Wednesday, July 9, 2008

Performing art preceding plastic art == OH !! GR8


Favourite locations: Most paintings were drawn near resonant locations.

Professor Iegor Resnikoff of the University of Paris is an expert in acoustics. His specialization is the study of the acoustics of concert halls, auditoria and churches.

The latter are of particular interest because many of them have been planned with great care with respect to their acoustics.

Indeed, when you sit inside a centuries-old church and hear the organ playing, or the chorus singing, you are transported into a world of grand auditory joy.

Recall that in the days the churches were built, we had no microphones, amplifiers or even electricity. Yet the resonance of the building and the space within the prayer hall is so perfect that when you sit there and hear a composition by Bachthe experience is thrilling.

Professor Resnikoff has recently turned his attention to the acoustics of not just church halls, but the caves that Stone Age man lived in and used.
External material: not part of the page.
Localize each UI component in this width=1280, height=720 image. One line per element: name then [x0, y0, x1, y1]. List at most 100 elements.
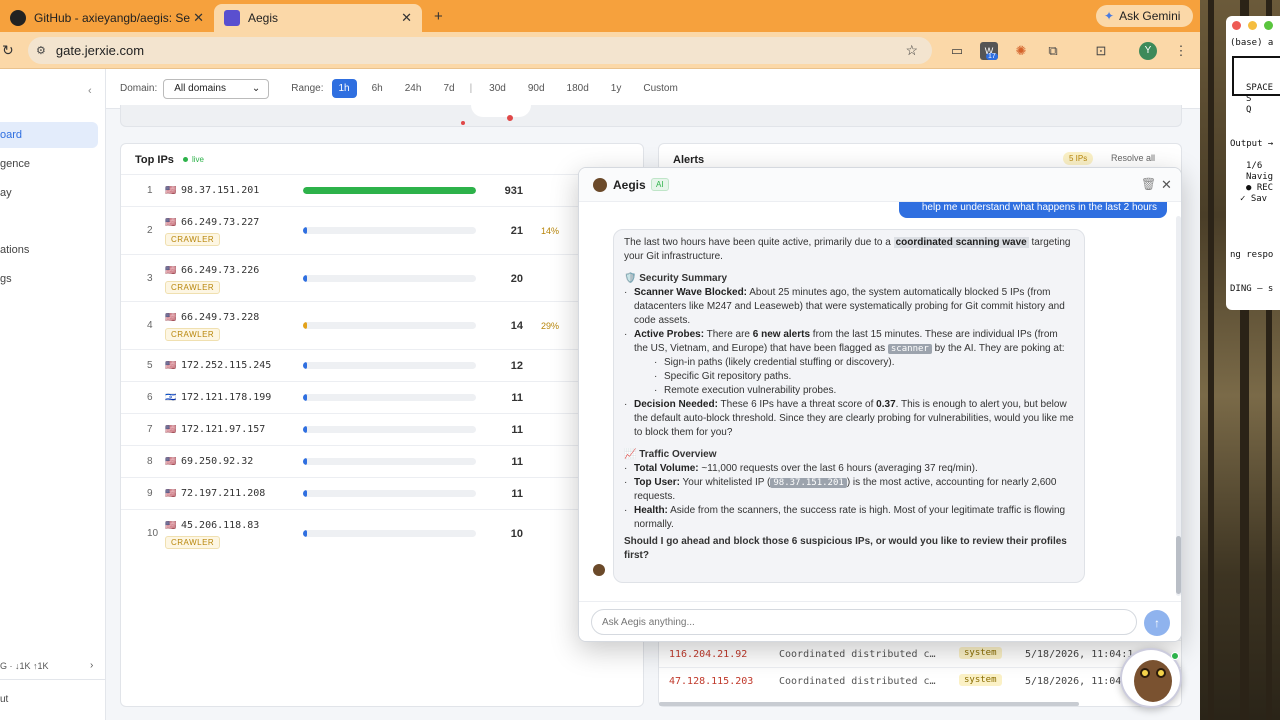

He presented his results at a recent professional gathering of European and American acoustics experts. Writing about it, Ms. Jennifer Viegas says that he reports that when he visited prehistoric (12,000 years old) caves in some parts of France, he was struck by the paintings on the walls.

But he also wondered why these were drawn on certain locations in the cave and not others. Most pictures were placed in clusters around certain places, while elsewhere there were red lines — all drawn by the cave men (and not any latter day graffiti). Why?
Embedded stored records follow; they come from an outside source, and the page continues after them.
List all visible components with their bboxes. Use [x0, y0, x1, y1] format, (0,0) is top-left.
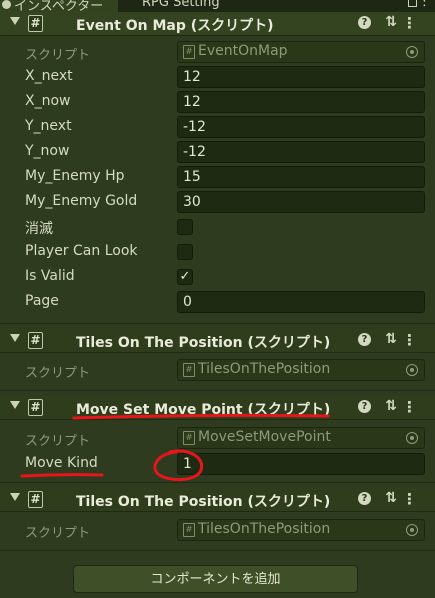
component-divider [0, 550, 435, 551]
my-enemy-gold-input[interactable]: 30 [177, 191, 425, 213]
page-input[interactable]: 0 [177, 291, 425, 313]
x-now-input[interactable]: 12 [177, 91, 425, 113]
script-object-field: # EventOnMap [177, 41, 425, 63]
x-next-input[interactable]: 12 [177, 66, 425, 88]
script-name: TilesOnThePosition [198, 521, 331, 537]
field-label: 消滅 [25, 221, 53, 237]
script-name: MoveSetMovePoint [198, 429, 331, 445]
field-label: My_Enemy Hp [25, 168, 125, 184]
field-disappear: 消滅 [0, 215, 435, 240]
y-next-input[interactable]: -12 [177, 116, 425, 138]
kebab-menu-icon[interactable]: ⋮ [402, 398, 417, 416]
preset-icon[interactable]: ⇅ [385, 398, 397, 414]
component-divider [0, 482, 435, 483]
object-picker-icon[interactable] [406, 364, 418, 376]
component-title: Tiles On The Position (スクリプト) [76, 335, 331, 351]
script-label: スクリプト [25, 366, 91, 381]
csharp-script-icon: # [28, 491, 43, 508]
script-row: スクリプト # EventOnMap [0, 40, 435, 65]
field-player-can-look: Player Can Look [0, 240, 435, 265]
script-label: スクリプト [25, 434, 91, 449]
field-page: Page 0 [0, 290, 435, 315]
field-label: Y_next [25, 118, 72, 134]
component-divider [0, 390, 435, 391]
field-label: My_Enemy Gold [25, 193, 138, 209]
add-component-button[interactable]: コンポーネントを追加 [73, 565, 358, 593]
script-row: スクリプト # MoveSetMovePoint [0, 426, 435, 451]
csharp-script-icon: # [183, 523, 195, 537]
object-picker-icon[interactable] [406, 524, 418, 536]
script-object-field: # TilesOnThePosition [177, 359, 425, 381]
field-my-enemy-gold: My_Enemy Gold 30 [0, 190, 435, 215]
foldout-arrow-icon[interactable] [10, 17, 20, 25]
info-icon [2, 0, 11, 9]
move-kind-input[interactable]: 1 [177, 453, 425, 475]
inspector-tabbar: インスペクター RPG Setting ⋮ [0, 0, 435, 12]
foldout-arrow-icon[interactable] [10, 493, 20, 501]
field-label: Is Valid [25, 268, 75, 284]
script-name: TilesOnThePosition [198, 361, 331, 377]
field-label: X_now [25, 93, 71, 109]
my-enemy-hp-input[interactable]: 15 [177, 166, 425, 188]
tab-inspector-label: インスペクター [14, 0, 104, 12]
field-y-now: Y_now -12 [0, 140, 435, 165]
field-x-now: X_now 12 [0, 90, 435, 115]
csharp-script-icon: # [183, 363, 195, 377]
component-header-tiles-on-the-position-2[interactable]: # Tiles On The Position (スクリプト) ? ⇅ ⋮ [0, 488, 435, 512]
csharp-script-icon: # [183, 431, 195, 445]
field-label: Page [25, 293, 59, 309]
component-header-tiles-on-the-position[interactable]: # Tiles On The Position (スクリプト) ? ⇅ ⋮ [0, 329, 435, 353]
field-move-kind: Move Kind 1 [0, 452, 435, 477]
checkmark-icon: ✓ [179, 269, 191, 284]
help-icon[interactable]: ? [358, 333, 371, 346]
script-label: スクリプト [25, 526, 91, 541]
kebab-menu-icon[interactable]: ⋮ [402, 490, 417, 508]
field-label: Player Can Look [25, 243, 138, 259]
player-can-look-checkbox[interactable] [177, 244, 193, 260]
tab-inspector[interactable]: インスペクター [0, 0, 118, 12]
kebab-menu-icon[interactable]: ⋮ [402, 14, 417, 32]
field-x-next: X_next 12 [0, 65, 435, 90]
object-picker-icon[interactable] [406, 432, 418, 444]
field-label: X_next [25, 68, 73, 84]
help-icon[interactable]: ? [358, 492, 371, 505]
component-title: Tiles On The Position (スクリプト) [76, 494, 331, 510]
foldout-arrow-icon[interactable] [10, 401, 20, 409]
disappear-checkbox[interactable] [177, 219, 193, 235]
script-row: スクリプト # TilesOnThePosition [0, 358, 435, 383]
field-y-next: Y_next -12 [0, 115, 435, 140]
csharp-script-icon: # [28, 332, 43, 349]
component-divider [0, 323, 435, 324]
lock-icon[interactable] [408, 0, 417, 7]
field-is-valid: Is Valid ✓ [0, 265, 435, 290]
tab-menu-icon[interactable]: ⋮ [418, 0, 431, 9]
field-label: Move Kind [25, 455, 98, 471]
script-object-field: # MoveSetMovePoint [177, 427, 425, 449]
help-icon[interactable]: ? [358, 16, 371, 29]
field-my-enemy-hp: My_Enemy Hp 15 [0, 165, 435, 190]
csharp-script-icon: # [28, 399, 43, 416]
field-label: Y_now [25, 143, 70, 159]
preset-icon[interactable]: ⇅ [385, 490, 397, 506]
tab-rpg-setting[interactable]: RPG Setting [142, 0, 220, 10]
script-name: EventOnMap [198, 43, 288, 59]
help-icon[interactable]: ? [358, 400, 371, 413]
preset-icon[interactable]: ⇅ [385, 14, 397, 30]
script-object-field: # TilesOnThePosition [177, 519, 425, 541]
script-row: スクリプト # TilesOnThePosition [0, 518, 435, 543]
component-header-event-on-map[interactable]: # Event On Map (スクリプト) ? ⇅ ⋮ [0, 12, 435, 36]
component-header-move-set-move-point[interactable]: # Move Set Move Point (スクリプト) ? ⇅ ⋮ [0, 396, 435, 420]
preset-icon[interactable]: ⇅ [385, 331, 397, 347]
kebab-menu-icon[interactable]: ⋮ [402, 331, 417, 349]
component-title: Event On Map (スクリプト) [76, 18, 274, 34]
foldout-arrow-icon[interactable] [10, 334, 20, 342]
script-label: スクリプト [25, 48, 91, 63]
y-now-input[interactable]: -12 [177, 141, 425, 163]
csharp-script-icon: # [28, 15, 43, 32]
is-valid-checkbox[interactable]: ✓ [177, 269, 193, 285]
object-picker-icon[interactable] [406, 46, 418, 58]
component-title: Move Set Move Point (スクリプト) [76, 402, 331, 418]
csharp-script-icon: # [183, 45, 195, 59]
Viegas quotes him as saying: “The first time I happened to be in a prehistoric cave, I tried the resonance in various parts of the cave, and quickly the question rose: Is there a relationship between resonance and locations of these paintings?”

Resonant locations

Puzzled, he did some sound checks, by humming and singing at various parts of the caves. He found that most paintings were drawn near resonant locations. The better the resonance at a location, the more the number of paintings on the wall around that area.

Where resonance was poor, as in narrow passageways, there were no paintings but just red lines. Did cavemen first check out zones within the caves for their sound quality, and then choose where to paint and where not, asks Ms. Viegas. If yes, it would suggest that rock painting was inspired by rock music (the pun is accidental).

Music came first and determined where the painting should be, so that there is maximal, synergistic effect. Performing art preceding plastic art in Paleolithic people?

That we are moved by musical resonances is well known. It does not just have to be listening to an oratorio in a church.

The simple act of listening to a well-tuned tanpura could be pleasing. And when we hear Smt. N. Rajam on the violin, accompanied by Ustad Zakir Husain on the tabla, playing Raga Gorakh Kalyan, we can go into a trance. Yet, we know little about the science of musical resonance, and the factors that govern it. Acoustical engineers are thus like architects — in part scientists and in part artists. The field itself is in part empirical and experimental. The word used in such context is heuristic.

Some of the best violins in the world were made by the 17th century Italian Antonio Stradivari. What made them the best is still an unsolved puzzle. The latest clue appears to the density of the wood chosen to make them. Could well be, since Indian musicians say that the best tanpuras are made in the Miraj-Sangli area of Maharashtra. The gourd or pumpkin shells used there appear to be of a special, unique, variety.

And Pandit Ravi Shankar admired Shri Nodu Mullick, who made some of the best sitars. Called the Stradivari of sitars, he seemed to have made no more than 36 of them, each a prized possession. The key appears to be the resonance generated by the materials used to make these instruments.

It does not have to be wood or plant products alone. Even hollow stones and bones, when chosen and worked upon, generate remarkable resonances.

The musical pillars of Meenakshi Temple at Madurai, or at Hampi bear testimony to this plasticity aspect of rock. Going way back to the Neanderthal age, the Croatian/Slovenian flute of 50,000 years ago was made of a hollowed out bone.

We seem to be able to make music out of any material available near by — the Jamaicans use tin cans, aluminium lids, leather, soda bottle tops and produce lilting music. Jennifer Viegas concludes her report of the Resnikoff study on cave paintings as: “It is possible that all of music could have resulted from an ingrained human memory of the acoustics of caves”.

But the more striking result of Resnikoff is that painting was inspired by music. What kind of music did the Stone People create, and what themes would it have evoked in their paintings — hunting? war? Grandeur of the animals around? The prehistoric caves of Adamgad and of Bhimbetka in Madhya Pradesh would be worth studying for their sound resonances, since they too have several paintings on their walls.

Are these paintings different in content and themes than those in France? Do the sounds here differ from there? This would be of interest to a musician with a flair for archaeology.

Music and painting

There are some contemporary examples of combining music and painting; these turn out to be no value. The duet of Bhimsen Joshi singing and M.F. Husain painting on the same stage was more of a gimmick.

Perhaps someone should study the interiors of the Tanjore and Rameswaram temples, and the sculptures around the musical pillars of Hampi and Madurai, and study what kinds of images (non-devotional of course) are found there, and what themes they have.